“Promise me this distance won’t be forever. You’ll come back to me and I’ll be here waiting for the day I get to hold you again.”
The heartfelt words hit me like a blow and a balm all at once. I’ve heard sweet nothings from men who said all the right things but never meant any of them. With Teddy, it doesn’tsound like a line, more like a vow. A steady promise from a man who’s lost almost everything and chooses us as his new future.
I brush at my tears with trembling hands. “The moment I’m done, I’ll find you.” The words shake, but they’re the most certain thing I’ve ever said. “I promise.”
The world outside his room feels too big and cold, but our connection right here feels like a home I didn’t know I’d been searching for. I press our joined hands to my chest, right over the frantic beat of my heart, silently swearing that no amount of distance will break this.
“Stay safe, Ivy, my light,” he chokes out, heartbreak etched in the wet tracks on his cheeks.
Pressing one last kiss to his lips, slow and lingering, I memorize the taste of him. Salt and warmth, a mix of tears and something uniquely Teddy I know I’ll crave the moment it’s gone. I force myself to pull away, step by step, until I’m out the door. Walking out of his room feels like leaving half of my heart behind with him. Every instinct screams to crawl back into his arms and stay there forever.
The January air is cold enough to sting. The tears start to freeze on my cheeks, but I keep walking. If I turn back even once, I won’t survive leaving him again. Each step feels wrong, like I’m ripping something vital out of myself, but forward is the only direction I have.

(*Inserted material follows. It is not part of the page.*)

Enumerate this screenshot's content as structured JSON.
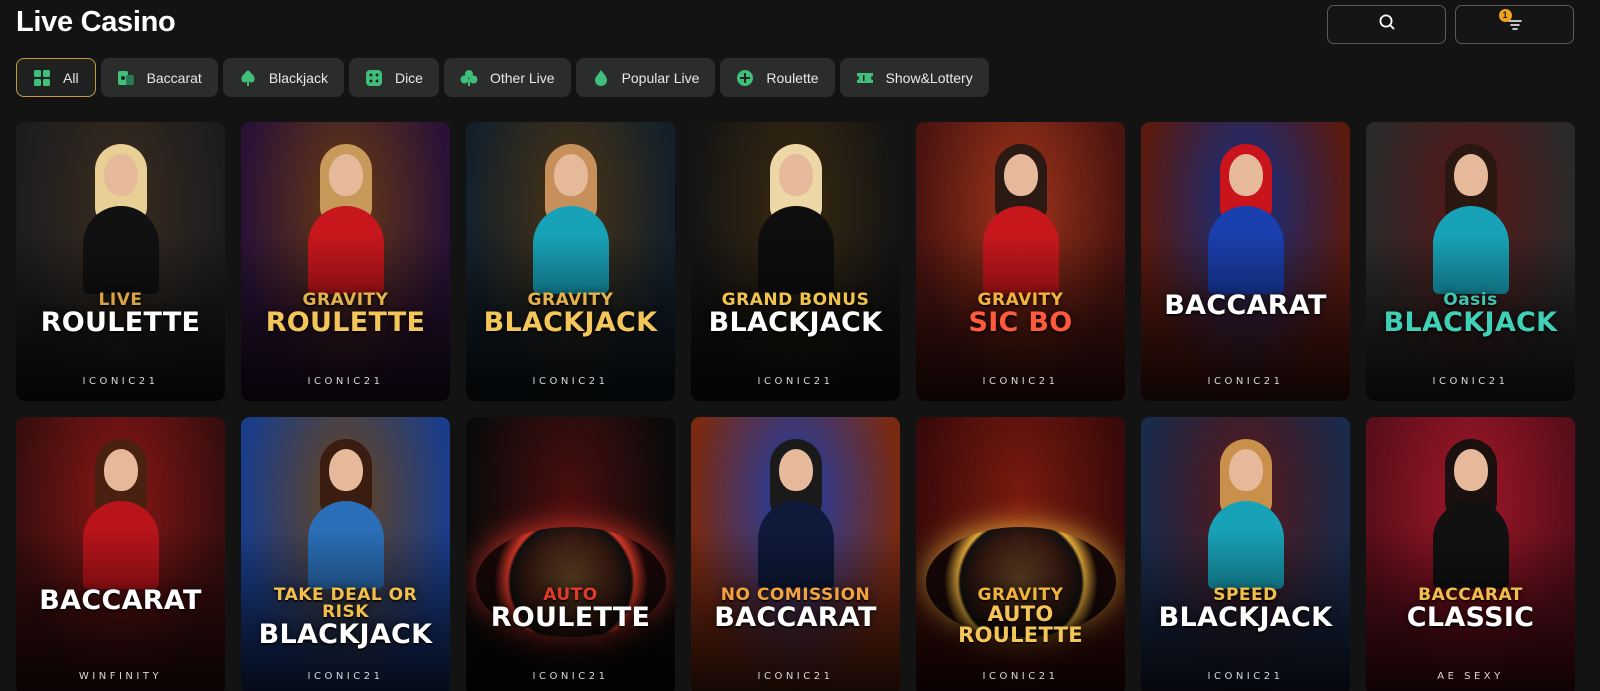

I’m chasing the purpose I found in the sport I love, the one that has demanded sweat, blood, and endless hours of discipline. It’s tested and broken me, and built me back stronger every time. Ice is in my veins, and racing is in my bones. Nothing can stop me now. Not even the man who managed to change my life in a single month. Even if what’s left of my heart still calls his name.
37
IVY
JANUARY 6
If I didn’t love Kayla already, I definitely do now; she gave me what can only be described as miracle sleeping pills. They knocked me out for most of the fourteen-hour flight from New York to Tokyo. One minute I was curled up in my business class seat my sponsor paid for, the next I was waking up somewhere over the Pacific with dry lips and a crick in my neck.
Or it might’ve been the sheer, bone-deep exhaustion from saying goodbye to Teddy and watching him cry. I’ve seen a lot of things in all my years of working as a nurse—tears, pain, rage, and grief in every possible form. But nothing prepared me forhissadness. Seeing him so upset shattered me. I wanted to stay so badly. I wanted to climb into the bed with him and pull the blankets over both of us. I wanted to wrap myself around him until we couldn’t tell where he ended and I began, but I couldn’t.
Even now, curled up in a Nagano hotel room with Dean passed out in the bed next to mine and our gear stacked neatly by thedoor, I keep reaching for my phone. My fingers itch to text him, to ask him if he feels as awful as I do. But it won’t do either of us any good.
Instead, I open a new message thread and text the person who’s always been my safe space.
Ivy
Landed safe, jet lag already kicking my ass. The room is nice though and Dean still snores like Dad. I’ll call tomorrow when I’m less tired.
Her reply comes within minutes. It’s past midnight here, but morning back home.
Mamma Campbell
Thanks for checking in, sweetheart. How are you really doing?
I stare at her message for a long time. I could lie and say I’m excited, that it feels good to be back on the Circuit. But it would only be half the truth.
Ivy
I feel hollow. Like I’ve forgotten something behind.
Let me correct that…someone behind.
Mamma Campbell
You’re allowed to miss him, my sweet Ivy. But remember, New York and him will wait for you.
Her words don’t erase the ache of leaving, yet remind me that distance isn’t permanent. Tears prick at the corners of my eyes and I swipe them away.